Monday, March 12, 2012

A Hunger Games Post

"Cleaning me up is just a preliminary step to determining my new look. With my acid-damaged hair, sunburned skin, and ugly scars, the prep team has to make me pretty and then damage, burn, and scar me in a more attractive way." -Katniss Everdeen, in Mockingjay

Suzanne Collins' Hunger Games trilogy has been great fun to read. The stories contain violence, so I can understand why some people would think otherwise and/or wouldn't find the stories suitable for kids.

(This post doesn't contain plot spoilers, just a general summary of the protagonist)

I do enjoy Katniss Everdeen as a protagonist. In the above-quoted scene, she is receiving a make-over that is supposed to transform her into an acceptable-looking girl after the violence that was inflicted upon her in a fighting arena damaged her body.

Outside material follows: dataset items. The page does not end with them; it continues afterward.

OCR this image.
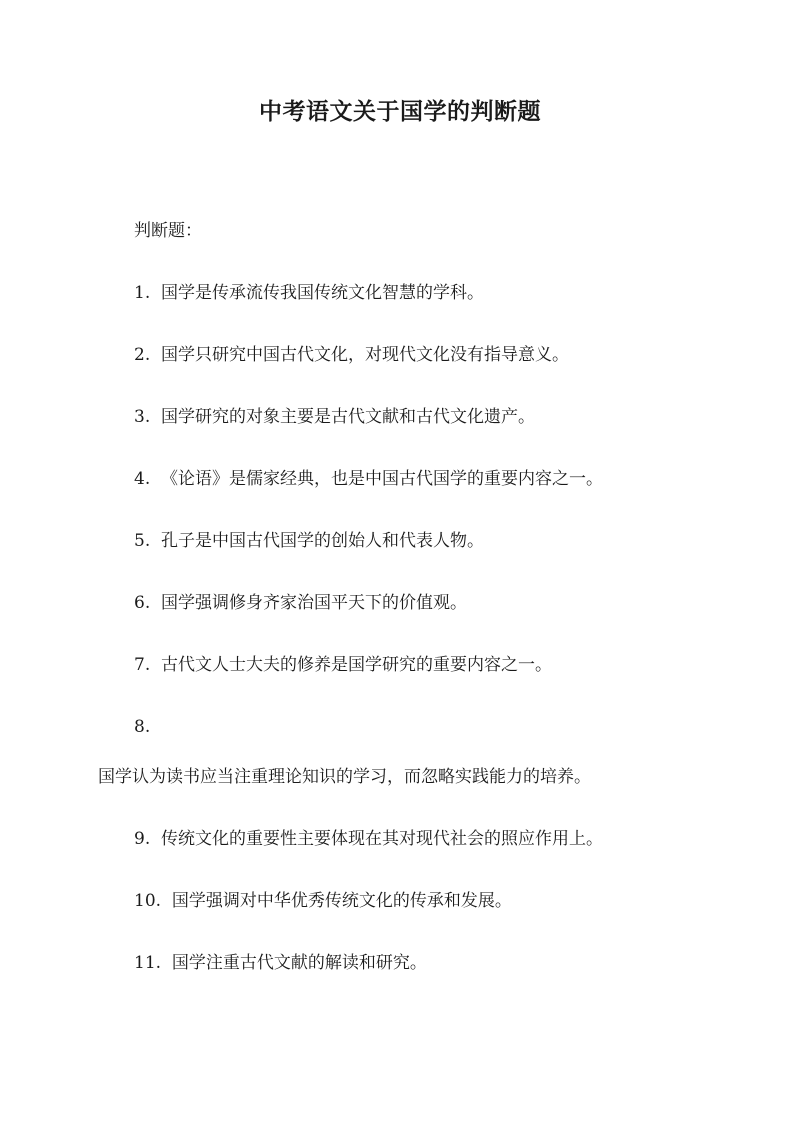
中考语文关于国学的判断题
判断题：
1. 国学是传承流传我国传统文化智慧的学科。
2. 国学只研究中国古代文化，对现代文化没有指导意义。
3. 国学研究的对象主要是古代文献和古代文化遗产。
4. 《论语》是儒家经典，也是中国古代国学的重要内容之一。
5. 孔子是中国古代国学的创始人和代表人物。
6. 国学强调修身齐家治国平天下的价值观。
7. 古代文人士大夫的修养是国学研究的重要内容之一。
8.
国学认为读书应当注重理论知识的学习，而忽略实践能力的培养。
9. 传统文化的重要性主要体现在其对现代社会的照应作用上。
10. 国学强调对中华优秀传统文化的传承和发展。
11. 国学注重古代文献的解读和研究。
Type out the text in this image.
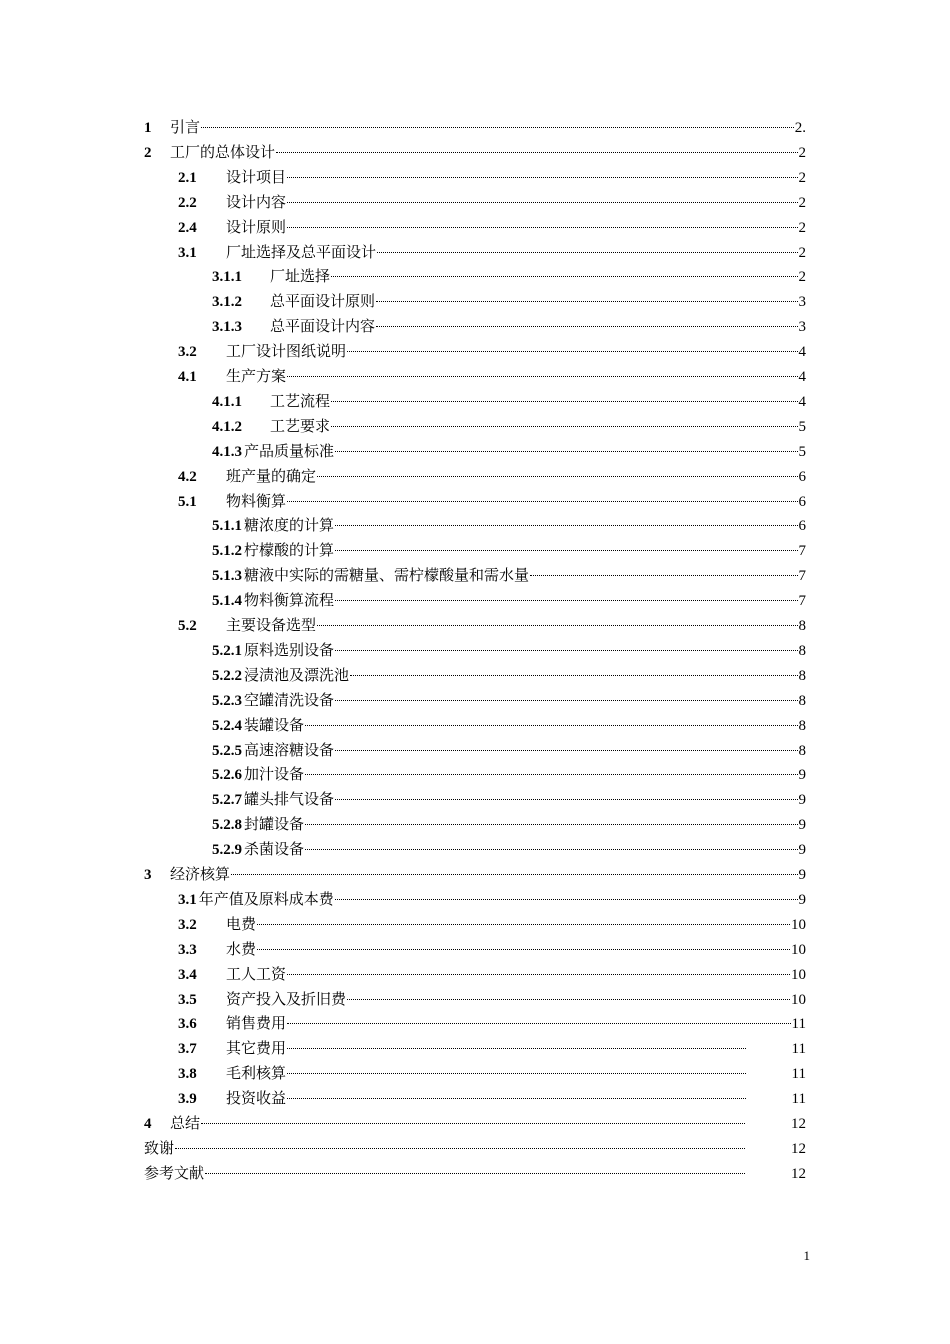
1	引言	2.
2	工厂的总体设计	2
2.1	设计项目	2
2.2	设计内容	2
2.4	设计原则	2
3.1	厂址选择及总平面设计	2
3.1.1	厂址选择	2
3.1.2	总平面设计原则	3
3.1.3	总平面设计内容	3
3.2	工厂设计图纸说明	4
4.1	生产方案	4
4.1.1	工艺流程	4
4.1.2	工艺要求	5
4.1.3 产品质量标准	5
4.2	班产量的确定	6
5.1	物料衡算	6
5.1.1 糖浓度的计算	6
5.1.2 柠檬酸的计算	7
5.1.3 糖液中实际的需糖量、需柠檬酸量和需水量	7
5.1.4 物料衡算流程	7
5.2	主要设备选型	8
5.2.1 原料选别设备	8
5.2.2 浸渍池及漂洗池	8
5.2.3 空罐清洗设备	8
5.2.4 装罐设备	8
5.2.5 高速溶糖设备	8
5.2.6 加汁设备	9
5.2.7 罐头排气设备	9
5.2.8 封罐设备	9
5.2.9 杀菌设备	9
3	经济核算	9
3.1 年产值及原料成本费	9
3.2	电费	10
3.3	水费	10
3.4	工人工资	10
3.5	资产投入及折旧费	10
3.6	销售费用	11
3.7	其它费用	11
3.8	毛利核算	11
3.9	投资收益	11
4	总结	12
致谢	12
参考文献	12
1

It is not lost on her, though, that the make-over process is mimicking the very violence that has resulted in her needing the make-over in the first place.

In this way, the reader is invited to think about the arbitrariness of beauty standards.

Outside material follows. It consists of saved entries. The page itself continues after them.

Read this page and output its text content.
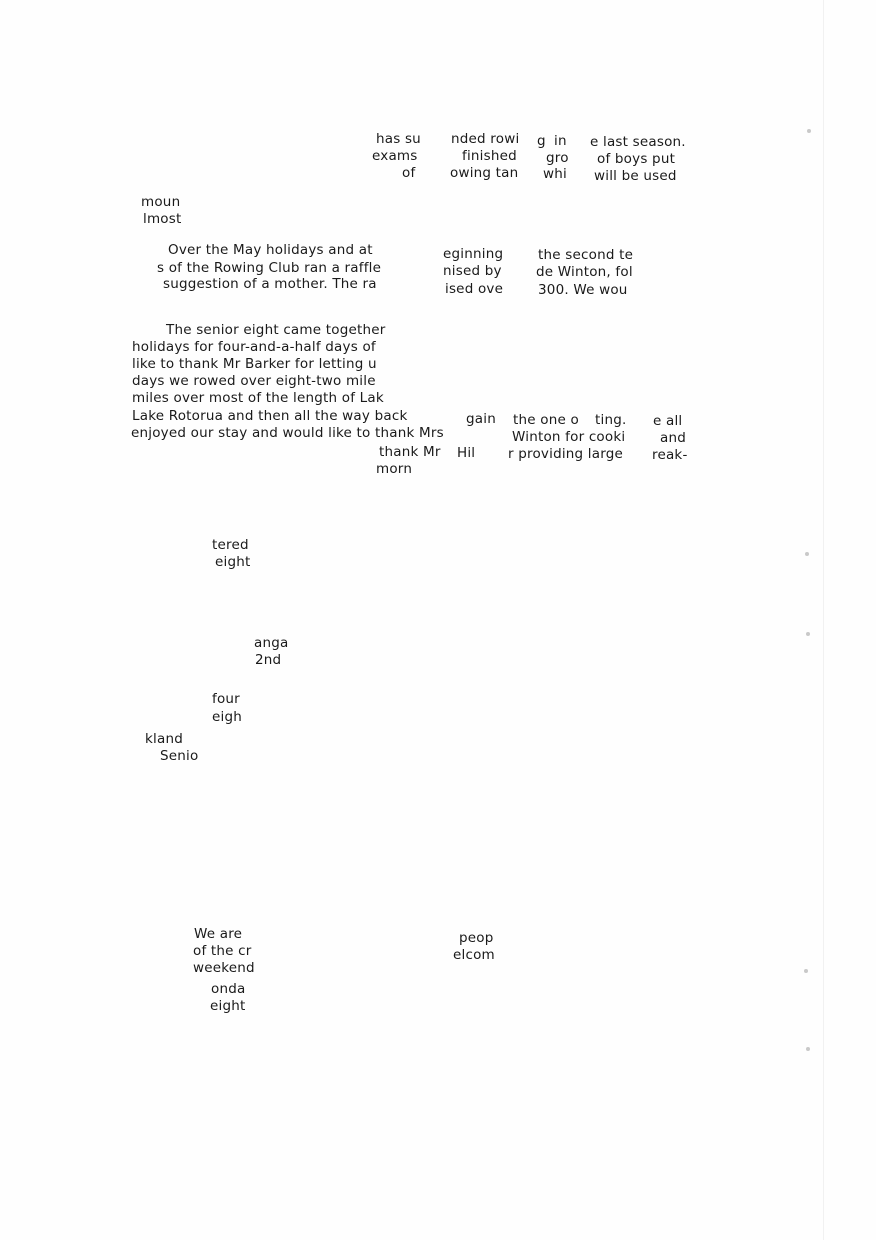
has su nded rowi g in e last season.
exams	finished gro of boys put
of	owing tan whi will be used
moun
lmost
Over the May holidays and at
s of the Rowing Club ran a raffle
suggestion of a mother. The ra
eginning
nised by
ised ove
the second te
de Winton, fol
300. We wou
The senior eight came together
holidays for four-and-a-half days of
like to thank Mr Barker for letting u
days we rowed over eight-two mile
miles over most of the length of Lak
Lake Rotorua and then all the way back	gain the one o ting. e all
enjoyed our stay and would like to thank Mrs	Winton for cooki	and
thank Mr Hil r providing large reak-
morn
tered
eight
anga
2nd
four
eigh
kland
Senio
We are
of the cr
weekend
peop
elcom
onda
eight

Katniss is not a perfect character, but she is, I believe, a feminist one (at least, she beats the hell out of Bella Swan in that regard). Not only is she a female protagonist, she's a hero. And that's big, because sadly, not enough images of girls and women being heroic are in the media today. Despite women and girls performing small and large acts of heroism every day, the Netflix category called "action movies" is a dude-fest of men being every type of hero imaginable- soldiers, iron men, flying men, fighting men, police men, pilot men, batmen, and so on, with women relegated to role of cheerleader to male hero or victim of male aggression.

Relatedly, Katniss seems to have difficulty throughout the trilogy seeing herself as a hero. Instead, she seems to believe she's essentially a bad person because of the violence her government coerced her into performing. That, too, might resonate with girls and women for whom any act of aggression, assertion, or violence is something we are made to feel Incredibly Guilty about, while oftentimes the same acts performed by men are celebrated or condoned.


What do you all think of the trilogy? Are you reading it? Do you plan to?

1 comment:

  1. Read it, enjoyed it, read it again and enjoyed it the second time as well. A bit irritated by the epilogue, but liked the development of Katniss throughout the series. Was introduced to the books by a wonderful teacher who uses them for her grade 9 class. It makes a nice change from the "female hero dressed as a boy in order to be allowed to have adventures" trope that keeps surfacing in YA fiction.